Elliot Hazzard headshot

For University of Maryland graduate Elliot Hazzard ’17, this was another opportunity—and a responsibility. As the founder of the Facebook group Maryland Vaccine Hunters, Hazzard and a group of volunteers had helped collect appointments and direct people to shots when the vaccines first became available last February.

“We thought that the need for testing was so great that we were going to expand our focus,” Hazzard said.

Last month, the group began crowdsourcing information on stores that had rapid tests in stock and places with open appointments for the more accurate, but more labor-intensive, polymerase chain reaction (PCR) tests. The page gained more than 3,000 new followers between the end of December and mid-January, bringing the community to nearly 80,000 members.

And just like with the group’s earlier work on finding vaccines, the posts and comments are a productive discussion—rare these days when social media collides with COVID-19: “I just found these (tests) at the Walgreen’s in Timonium … The girl behind the counter said not too many people know (they) are there and they usually do not get a lot of them;” “Clarks ACE Hardware Ellicott City has kits;” “I really appreciate you taking the time to gather this information and post it. You are the best.”

“It’s really a very positive online community,” said Hazzard, whose site also reports the state’s community transmission rate by county each day and has posted tips about how to avoid buying counterfeit N95 and KN95 masks. “It’s full of a lot of great people who want to do everything they can to get information out.”

There is some hope that the squeeze on testing resources will ease soon; the Omicron variant has been likened to a flash flood in its swiftly increasing and then decreasing impacts in other countries, and some states where it first took hold are registering declining case counts.
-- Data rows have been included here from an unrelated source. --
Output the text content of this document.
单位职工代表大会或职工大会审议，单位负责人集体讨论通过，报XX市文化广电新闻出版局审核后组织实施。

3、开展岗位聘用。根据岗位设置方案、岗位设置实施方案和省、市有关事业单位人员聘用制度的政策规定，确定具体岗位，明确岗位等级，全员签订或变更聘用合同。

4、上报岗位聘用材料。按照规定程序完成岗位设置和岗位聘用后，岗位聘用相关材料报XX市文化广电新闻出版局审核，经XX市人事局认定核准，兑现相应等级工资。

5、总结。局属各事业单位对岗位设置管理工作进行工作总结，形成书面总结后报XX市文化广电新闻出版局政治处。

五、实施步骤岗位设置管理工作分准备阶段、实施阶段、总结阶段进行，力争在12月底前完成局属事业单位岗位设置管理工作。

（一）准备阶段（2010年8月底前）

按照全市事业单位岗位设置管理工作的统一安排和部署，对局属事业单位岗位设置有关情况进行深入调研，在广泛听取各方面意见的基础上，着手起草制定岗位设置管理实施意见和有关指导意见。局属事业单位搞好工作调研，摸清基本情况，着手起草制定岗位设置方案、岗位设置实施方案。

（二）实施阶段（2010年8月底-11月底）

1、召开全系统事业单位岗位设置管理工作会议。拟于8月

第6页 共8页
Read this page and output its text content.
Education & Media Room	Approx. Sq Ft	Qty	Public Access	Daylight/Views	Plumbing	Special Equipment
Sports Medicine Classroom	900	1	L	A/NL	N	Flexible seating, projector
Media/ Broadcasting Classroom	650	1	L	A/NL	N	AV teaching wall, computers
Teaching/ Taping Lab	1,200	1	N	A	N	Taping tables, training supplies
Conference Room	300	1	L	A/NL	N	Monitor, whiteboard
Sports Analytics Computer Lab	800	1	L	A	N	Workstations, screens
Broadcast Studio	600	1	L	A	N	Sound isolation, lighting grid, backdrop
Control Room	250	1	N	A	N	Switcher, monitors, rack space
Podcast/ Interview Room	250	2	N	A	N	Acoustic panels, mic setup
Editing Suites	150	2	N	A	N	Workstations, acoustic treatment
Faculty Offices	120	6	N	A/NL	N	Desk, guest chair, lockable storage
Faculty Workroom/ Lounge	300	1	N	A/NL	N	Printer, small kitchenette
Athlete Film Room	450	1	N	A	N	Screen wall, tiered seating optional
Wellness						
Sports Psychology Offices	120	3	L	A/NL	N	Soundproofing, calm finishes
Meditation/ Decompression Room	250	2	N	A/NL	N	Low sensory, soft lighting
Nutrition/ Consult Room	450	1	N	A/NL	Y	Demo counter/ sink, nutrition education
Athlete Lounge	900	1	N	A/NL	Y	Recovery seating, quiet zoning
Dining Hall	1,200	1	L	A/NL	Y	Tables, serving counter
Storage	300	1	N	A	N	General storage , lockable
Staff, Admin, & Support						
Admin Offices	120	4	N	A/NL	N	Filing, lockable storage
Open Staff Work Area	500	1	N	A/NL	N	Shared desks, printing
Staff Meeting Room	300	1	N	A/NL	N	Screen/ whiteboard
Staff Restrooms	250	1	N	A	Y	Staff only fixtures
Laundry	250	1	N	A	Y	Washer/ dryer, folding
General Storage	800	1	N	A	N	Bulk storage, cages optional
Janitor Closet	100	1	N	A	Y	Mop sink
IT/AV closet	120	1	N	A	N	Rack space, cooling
The federal government started offering up to four free tests per household today through COVIDtests.gov, but most Americans won’t receive them until the end of this month.

Hazzard, who graduated with a degree in geographic information systems, is also still working as a GIS technician with BGE, although his experience with the Facebook group has given him valuable experience and a potential seed for continued public health work.

“I hope that I can help a huge number of people like this in the future in some way,” he said.